Uso de cloroquina contra Covid pode ter levado a 17 mil mortes, diz estudo
Estudo feito por pesquisadores da França e do Canadá estima que o uso de hidroxicloroquina para tratar de pacientes hospitalizados com Covid-19, na primeira onda da doença, pode estar relacionado à morte de 17 mil mortes em seis países — Bélgica, França, Itália, Espanha, Estados Unidos e Turquia. A maioria, 7,5 mil, somente nos EUA. “O que a gente tem a perder? Tomem”, disse o então presidente do país, Donald Trump, durante a pandemia, em referência ao medicamento.
Os cientistas estimaram, ainda, que o uso do medicamento pode ser associado a um aumento de 11% na taxa de mortalidade de pacientes hospitalizados. Os dados foram publicados, com ressalvas, no periódico científico Biomedicine & Pharmacotherapy.
Mesmo com tais ressalvas, diz o estudo, “esses números provavelmente representam apenas a ponta do iceberg, subestimando amplamente o número de mortes relacionadas à HCQ (hidroxicloroquina) em todo o mundo”.
Segundo os autores, apesar das limitações do estudo e de suas imprecisões, ele ilustra o perigo de, no manejo de futuras emergências, mudar a recomendação de um medicamento com base em evidências fracas.
A prescrição off-label — ou seja, fora do uso recomendado — “pode ser apropriada quando os médicos julgam ter evidências suficientes para sugerir o benefício da medicação. Entretanto, a primeira série que relatou o efeito da HCQ mostrou eficácia limitada ou nenhuma eficácia na redução da mortalidade”, apontam.

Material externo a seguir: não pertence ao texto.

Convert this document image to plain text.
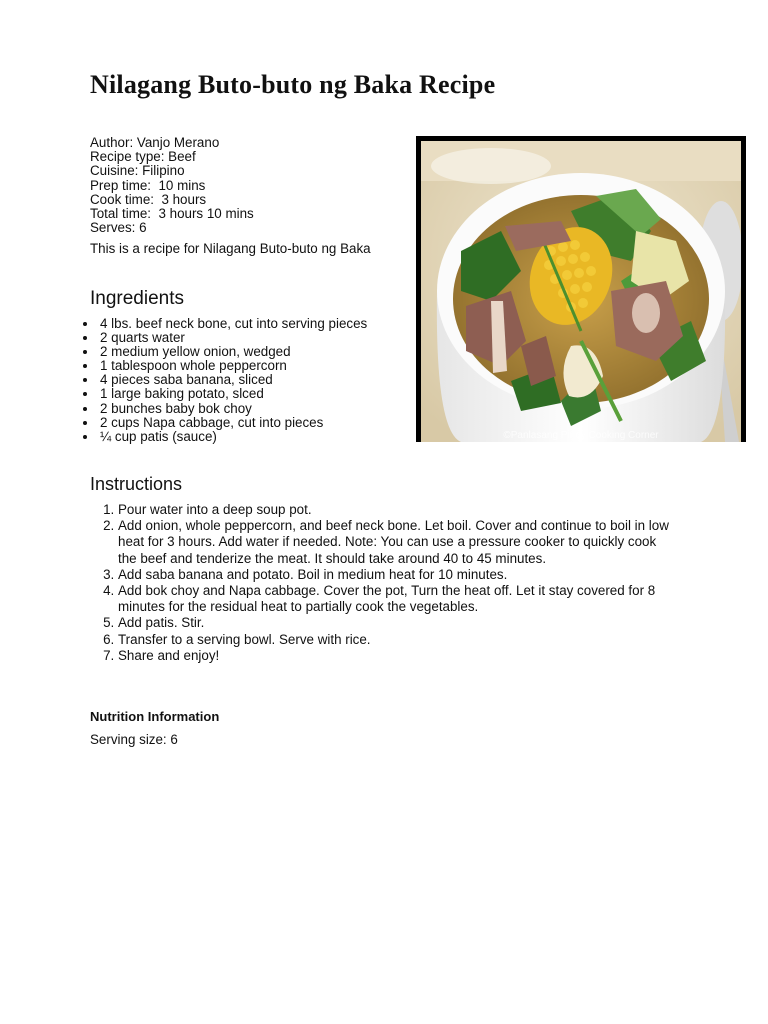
Nilagang Buto-buto ng Baka Recipe
Author: Vanjo Merano
Recipe type: Beef
Cuisine: Filipino
Prep time:  10 mins
Cook time:  3 hours
Total time:  3 hours 10 mins
Serves: 6
This is a recipe for Nilagang Buto-buto ng Baka
©Panlasang Pinoy Cooking Corner
Ingredients
• 4 lbs. beef neck bone, cut into serving pieces
• 2 quarts water
• 2 medium yellow onion, wedged
• 1 tablespoon whole peppercorn
• 4 pieces saba banana, sliced
• 1 large baking potato, slced
• 2 bunches baby bok choy
• 2 cups Napa cabbage, cut into pieces
• ¼ cup patis (sauce)
Instructions
1. Pour water into a deep soup pot.
2. Add onion, whole peppercorn, and beef neck bone. Let boil. Cover and continue to boil in low heat for 3 hours. Add water if needed. Note: You can use a pressure cooker to quickly cook the beef and tenderize the meat. It should take around 40 to 45 minutes.
3. Add saba banana and potato. Boil in medium heat for 10 minutes.
4. Add bok choy and Napa cabbage. Cover the pot, Turn the heat off. Let it stay covered for 8 minutes for the residual heat to partially cook the vegetables.
5. Add patis. Stir.
6. Transfer to a serving bowl. Serve with rice.
7. Share and enjoy!
Nutrition Information
Serving size: 6
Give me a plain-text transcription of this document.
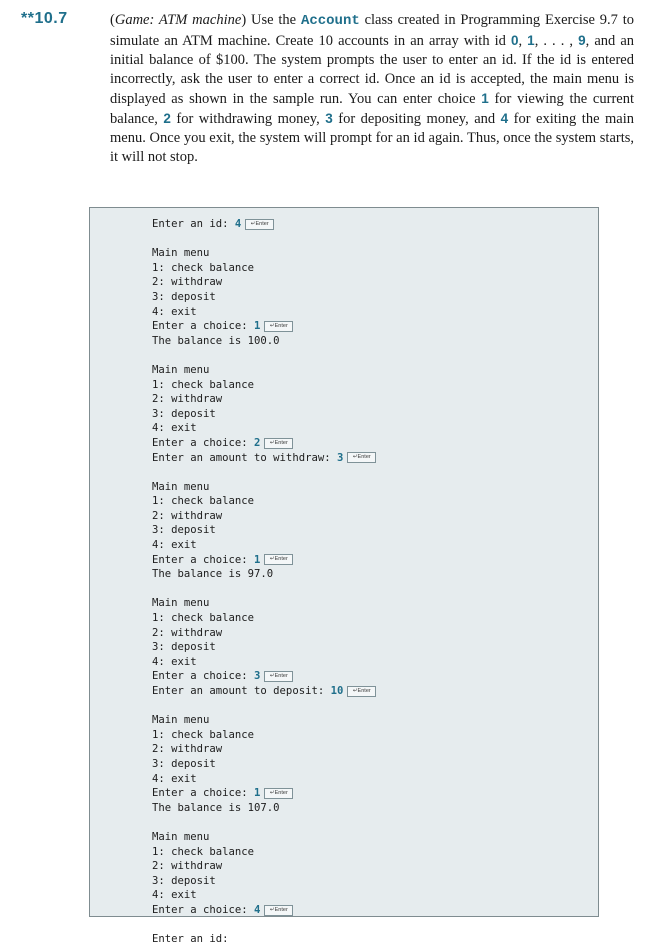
**10.7	(Game: ATM machine) Use the Account class created in Programming Exercise 9.7 to simulate an ATM machine. Create 10 accounts in an array with id 0, 1, . . . , 9, and an initial balance of $100. The system prompts the user to enter an id. If the id is entered incorrectly, ask the user to enter a correct id. Once an id is accepted, the main menu is displayed as shown in the sample run. You can enter choice 1 for viewing the current balance, 2 for withdrawing money, 3 for depositing money, and 4 for exiting the main menu. Once you exit, the system will prompt for an id again. Thus, once the system starts, it will not stop.
Enter an id: 4	↵Enter
Main menu
1: check balance
2: withdraw
3: deposit
4: exit
Enter a choice: 1	↵Enter
The balance is 100.0
Main menu
1: check balance
2: withdraw
3: deposit
4: exit
Enter a choice: 2	↵Enter
Enter an amount to withdraw: 3	↵Enter
Main menu
1: check balance
2: withdraw
3: deposit
4: exit
Enter a choice: 1	↵Enter
The balance is 97.0
Main menu
1: check balance
2: withdraw
3: deposit
4: exit
Enter a choice: 3	↵Enter
Enter an amount to deposit: 10	↵Enter
Main menu
1: check balance
2: withdraw
3: deposit
4: exit
Enter a choice: 1	↵Enter
The balance is 107.0
Main menu
1: check balance
2: withdraw
3: deposit
4: exit
Enter a choice: 4	↵Enter
Enter an id:
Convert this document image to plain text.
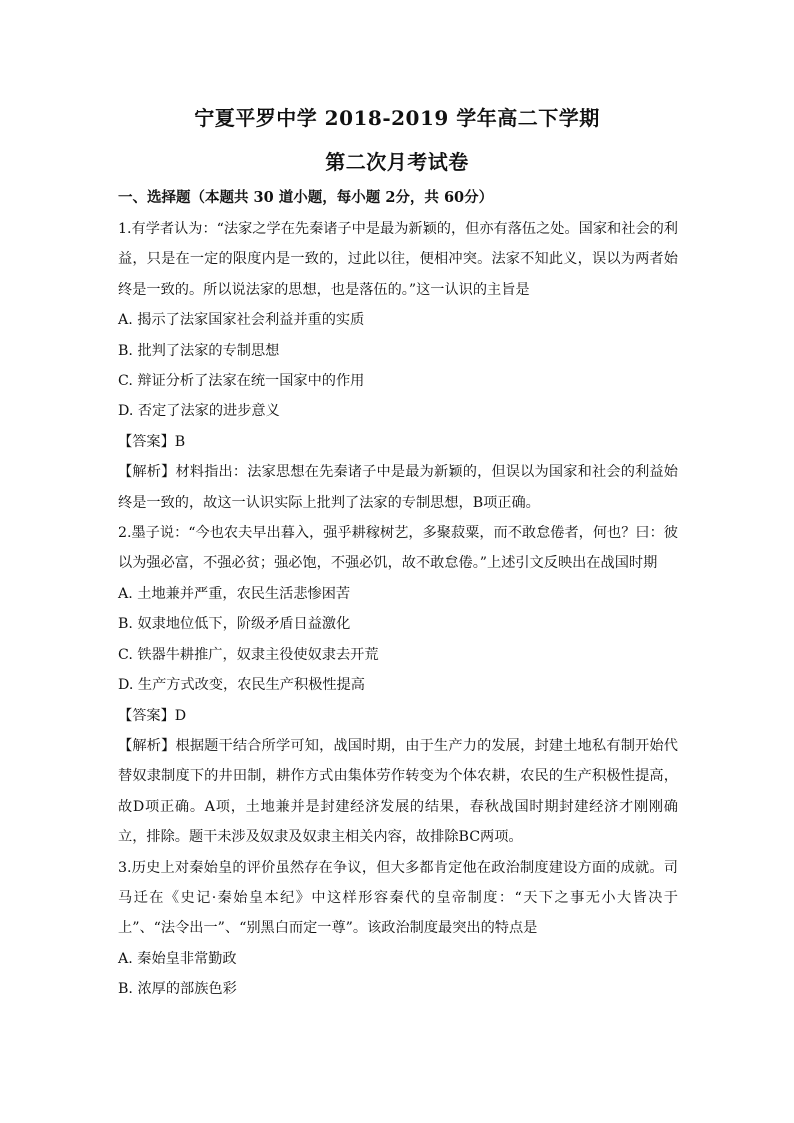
宁夏平罗中学 2018-2019 学年高二下学期
第二次月考试卷
一、选择题（本题共 30 道小题，每小题 2分，共 60分）

1.有学者认为：“法家之学在先秦诸子中是最为新颖的，但亦有落伍之处。国家和社会的利益，只是在一定的限度内是一致的，过此以往，便相冲突。法家不知此义，误以为两者始终是一致的。所以说法家的思想，也是落伍的。”这一认识的主旨是

A. 揭示了法家国家社会利益并重的实质

B. 批判了法家的专制思想

C. 辩证分析了法家在统一国家中的作用

D. 否定了法家的进步意义

【答案】B

【解析】材料指出：法家思想在先秦诸子中是最为新颖的，但误以为国家和社会的利益始终是一致的，故这一认识实际上批判了法家的专制思想，B项正确。

2.墨子说：“今也农夫早出暮入，强乎耕稼树艺，多聚菽粟，而不敢怠倦者，何也？曰：彼以为强必富，不强必贫；强必饱，不强必饥，故不敢怠倦。”上述引文反映出在战国时期

A. 土地兼并严重，农民生活悲惨困苦

B. 奴隶地位低下，阶级矛盾日益激化

C. 铁器牛耕推广，奴隶主役使奴隶去开荒

D. 生产方式改变，农民生产积极性提高

【答案】D

【解析】根据题干结合所学可知，战国时期，由于生产力的发展，封建土地私有制开始代替奴隶制度下的井田制，耕作方式由集体劳作转变为个体农耕，农民的生产积极性提高，故D项正确。A项，土地兼并是封建经济发展的结果，春秋战国时期封建经济才刚刚确立，排除。题干未涉及奴隶及奴隶主相关内容，故排除BC两项。

3.历史上对秦始皇的评价虽然存在争议，但大多都肯定他在政治制度建设方面的成就。司马迁在《史记·秦始皇本纪》中这样形容秦代的皇帝制度：“天下之事无小大皆决于上”、“法令出一”、“别黑白而定一尊”。该政治制度最突出的特点是

A. 秦始皇非常勤政

B. 浓厚的部族色彩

A substância é indicada para o tratamento de doenças como malária, lúpus e artrite, mas em meio ao aumento dos casos de Covid-19, ganhou força em diversos países, sobretudo em segmentos sociais com posições nagacionistas e de extrema-direita, a tese, até hoje não comprovada, de que a cloroquina serviria para enfrentar a doença.
Bolsonaro e a cloroquina
No Brasil, Jair Bolsonaro e seus apoiadores, assim como Trump, defendiam o uso do medicamento, estimulando médicos e pacientes a aderirem ao falso tratamento. Em meio ao lobby em defesa da cloroquina — cujos interesses até hoje não estão claros —, Bolsonaro determinou que o laboratório do Exército produzisse milhões de comprimidos para distribuição.
Somente em três semanas após a determinação da produção pelo então presidente, foram feitos mais de 1,25 milhão de comprimidos — aumento de 900% em relação ao que era produzido pelo laboratório do Exército em um ano inteiro. O fármaco era um dos itens do chamado “tratamento precoce” via “kit Covid”, defendido irresponsavelmente pelo governo anterior como saída para a pandemia sem que houvesse comprovação científica.
Ao longo da pandemia, foram muitos os momentos em que Bolsonaro saiu em defesa da medicação. “Quem for de direita toma cloroquina, quem for de esquerda toma tubaína”. A patética frase foi uma das pérolas ditas pelo presidente, em maio de 2020. Naquele momento, cientistas já descartavam a eficácia do uso da cloroquina para a Covid-19.
“Não há controvérsia em torno da cloroquina pelos cientistas, como às vezes se dá a impressão. Todas as entidades de saúde indicam seu banimento. Estudos apontam para sua ineficácia em casos leves ou graves de covid-19 desde o primeiro semestre de 2020″, disse, na época, à BBC News Brasil a médica Karina Calife, professora do Departamento de Saúde Coletiva da Santa Casa de São Paulo.